In the meantime, Eve makes contact with Jonah and initiates a frenzied sexual relationship with him. She soon becomes jealous of Jonah’s continued attention to Hannah, and the fireworks begin. It doesn’t take long for Jonah to realize that Eve is also behaving irrationally at times. So now he has two psycho women on his hands, not to mention that the brother of the man Jonah had killed was filing an expensive wrongful death lawsuit against Jonah. Jonah has a lot of troubles at this point, not to mention the task of trying to complete medical school with a sadistic resident who seems to hate him and pick on him relentlessly.
At this point I found the story to be tiring, and I did not really like it very much. I award only three of a possible five stars and a recommendation to skip his one.

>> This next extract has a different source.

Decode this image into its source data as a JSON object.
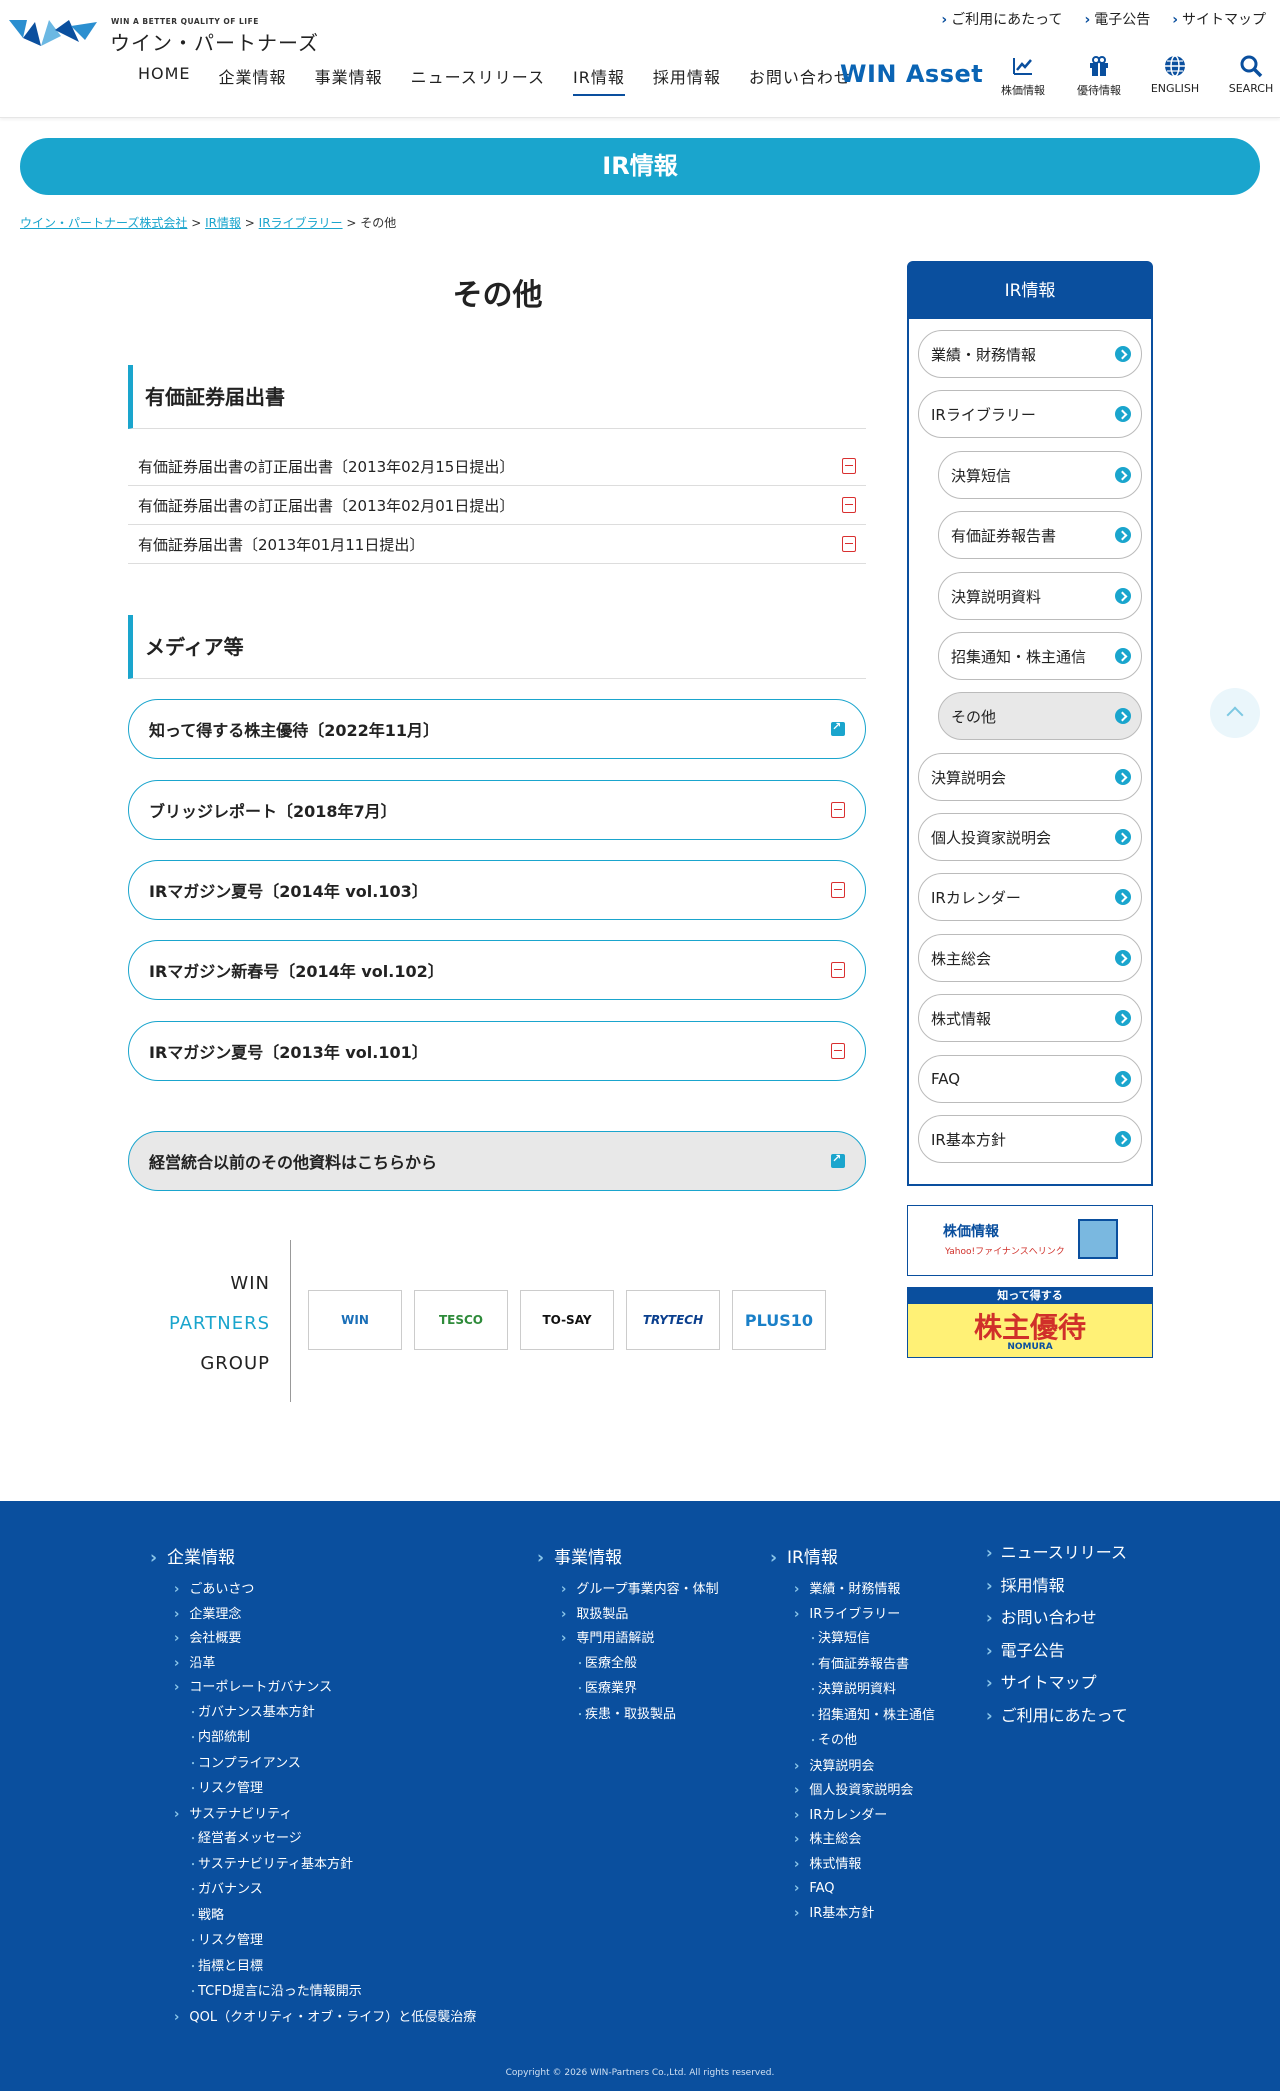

This book started off well enough, med student Jonah Stem dealing with the crappy work and long shifts common to those in medical school, whose bad day only gets worse when he comes across a woman being stabbed in a dark alley. A skirmish ensues between Jonah and the attacker that leaves Jonah injured and amnesic, and the attacker dead. I pretty much expected this book to follow a similar course as others I'd read, with the legal ramifications complicating Jonah's already full life in the hospital, and throw in the romance of the woman he saves for some spice. Instead, the legal case becomes much of an afterthought as the romance between Jonah and Eve, the victim, takes a crazy roller coaster ride. Thankfully interspersed among encounters with Eve are Jonah's shifts in the hospital, which are what kept me reading. Kellerman drops hints pretty early on that perhaps there is more to Eve, and the attack, than Jonah realizes, it just takes Jonah a while to catch up. I felt that the supporting characters in this book were weak too. We have Lance, Jonah's stoner roommate who livestreams the goings-on in their apartment (set in 2004, I suppose the livestreaming plot was somewhat ahead of its time, as I don't recall much livestreaming going on in my college days), but otherwise his role in the book seems muddy. Then there's Hannah, Jonah's ex, and her father George. Hannah apparently had some psychotic break during their relationship, so Jonah feels obligated to care for this shell of his former girlfriend while George sits in the living room, gets drunk, and tries to bully Jonah into babysitting Hannah during his Christmas break so that George can go on a cruise with a lady friend who knows nothing about Hannah and her condition. Overall, I found the book very disjointed and not the thriller I expected going in. It wasn't horrible, but I'm not feeling compelled to read another book by this author.
I don't read much of the thriller-suspense genre but was pleasantly surprised by this book. Well-paced and nicely constructed, it held my attention without fail. As the tension built - every movement fraught with anticipation and dread - setting it down at the end of the day grew progressively harder. A nice page-turner to the last taut scene and well-delivered.